Lucas me da la espalda. Me le acerco a traición y descargo toda la fuerza de mi puño contra su mentón. Es la primera piña que pego en mi vida adulta. No le hago casi nada. Apenas aparece una mueca de disgusto en su cara, como si hubiese tomado un mate frío. Al menos sirve para que Joel se zafe y salga corriendo hasta su novia. Lucas no va a dejar pasar la oportunidad de darme una buena paliza. A su juego lo he llamado. Se me echa encima y forcejeamos en el piso. Es evidente que voy a perder. Por eso intervienen los chicos: por piedad. Yo me he tapado la cabeza para aguantar la embestida, pero distingo las manos de Fefo sujetando a Lucas por detrás, al Chino poniéndose en la línea de los golpes, a la voz del Gordo diciendo que no nos podemos pelear entre nosotros. Y entonces sucede. Entre los golpes y el forcejeo, la pistola, que nunca ha dejado la mano derecha de Lucas, produce la tercera y última detonación de la noche. La bala me entra a la altura del abdomen, justo debajo del esternón. Tardo unos segundos en empezar a sangrar, el mismo tiempo que le lleva al resto darse cuenta de lo que ha pasado. Ya la sangre sale con ganas, invadiendo la remera y la mano de Ariel que presiona contra la herida. Es un momento de intenso placer. Una sensación de cálido bienestar se esparce por todo mi cuerpo. Estoy lúcido, iluminado, hasta entretenido. No me conviene sangrar por la boca. En todas las películas, los baleados mueren recién después de haber sangrado por la boca. Pero yo sé que no me voy a morir.

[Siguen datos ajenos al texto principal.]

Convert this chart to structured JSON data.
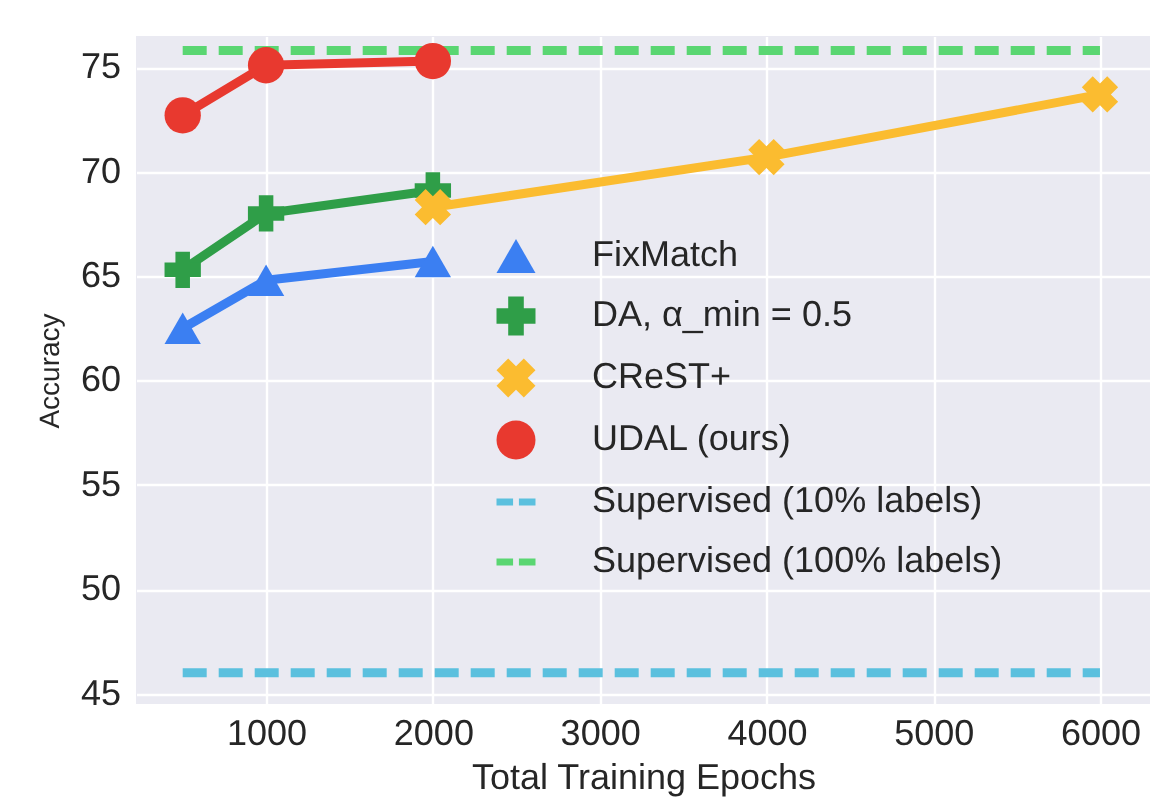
{
  "chart_data": {
    "type": "line",
    "xlabel": "Total Training Epochs",
    "ylabel": "Accuracy",
    "xlim": [
      220,
      6300
    ],
    "ylim": [
      44.5,
      76.5
    ],
    "xticks": [
      1000,
      2000,
      3000,
      4000,
      5000,
      6000
    ],
    "yticks": [
      45,
      50,
      55,
      60,
      65,
      70,
      75
    ],
    "grid": true,
    "legend": "right",
    "series": [
      {
        "name": "FixMatch",
        "color": "#3b7ff2",
        "marker": "triangle",
        "x": [
          500,
          1000,
          2000
        ],
        "values": [
          62.5,
          64.8,
          65.7
        ]
      },
      {
        "name": "DA, α_min = 0.5",
        "color": "#2f9e48",
        "marker": "plus",
        "x": [
          500,
          1000,
          2000
        ],
        "values": [
          65.3,
          68.0,
          69.1
        ]
      },
      {
        "name": "CReST+",
        "color": "#fbbc30",
        "marker": "cross",
        "x": [
          2000,
          4000,
          6000
        ],
        "values": [
          68.3,
          70.7,
          73.7
        ]
      },
      {
        "name": "UDAL (ours)",
        "color": "#e8392f",
        "marker": "circle",
        "x": [
          500,
          1000,
          2000
        ],
        "values": [
          72.7,
          75.1,
          75.3
        ]
      },
      {
        "name": "Supervised (10% labels)",
        "color": "#5bc0de",
        "marker": "none",
        "line_style": "dashed",
        "x": [
          500,
          6000
        ],
        "values": [
          46.0,
          46.0
        ]
      },
      {
        "name": "Supervised (100% labels)",
        "color": "#5ad672",
        "marker": "none",
        "line_style": "dashed",
        "x": [
          500,
          6000
        ],
        "values": [
          75.8,
          75.8
        ]
      }
    ]
  }
}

Me gusta que el resto crea que me voy a morir, me gusta ver la aflicción en las caras de mis compañeros; me gustaría ver la cara de Ana, la de mamá, la de la Cholita, la de la muchacha peruana, la de mi viejo, la de mi hermano, la del entrenador, la de Carolina, que ha aprovechado la confusión para marcharse con los otros a las corridas, y lo bien que han hecho.
No paro de sonreír durante todo el viaje hasta el hospital. Me llevan en el auto de Lucas, a toda marcha, hasta un sanatorio privado que construyeron hace poco en la ruta a Pilar. Tom Sawyer tenía razón: es divertido asistir a tu propio funeral. Todos deberíamos tener ese derecho. Ya sé que no es mi funeral, pero se le parece bastante. Qué dulce es el mareo: y esa noviecita de Tom Sawyer seguro que estaba buena, esa con la que se perdió en las cuevas, ¿Becky Thatcher, se llamaba?, toda rubiecita y de trenzas, aunque no parece de las que se entrega fácil, no creo que tenga esa chispa gatuna de la que hablaba Cacho, seguro que quiere esperar hasta casarse, hasta tener el consentimiento de su papito el juez. Hasta las enfermeras son rubias en este hospital. Yo no había visto enfermeras rubias salvo en las publicidades.
Me dijo la muchacha de la noche que cuando me llevaban para el quirófano le conté, jadeando, que el viejo infundía respeto, a pesar de su anticuada y sucia apariencia, que las personas principales del Cuzco lo saludaban seriamente, y que era incómodo acompañarlo porque se arrodillaba frente a todas las iglesias y capillas y se quitaba el sombrero en forma llamativa cuando saludaba a los frailes. Esas palabras las había aprendido de memoria. Inconscientemente. Ésas son las exactas palabras con las que Arguedas describe al Viejo de Los ríos profundos, pero la enfermera creyó que hablaba de mi propio padre. No la corregí.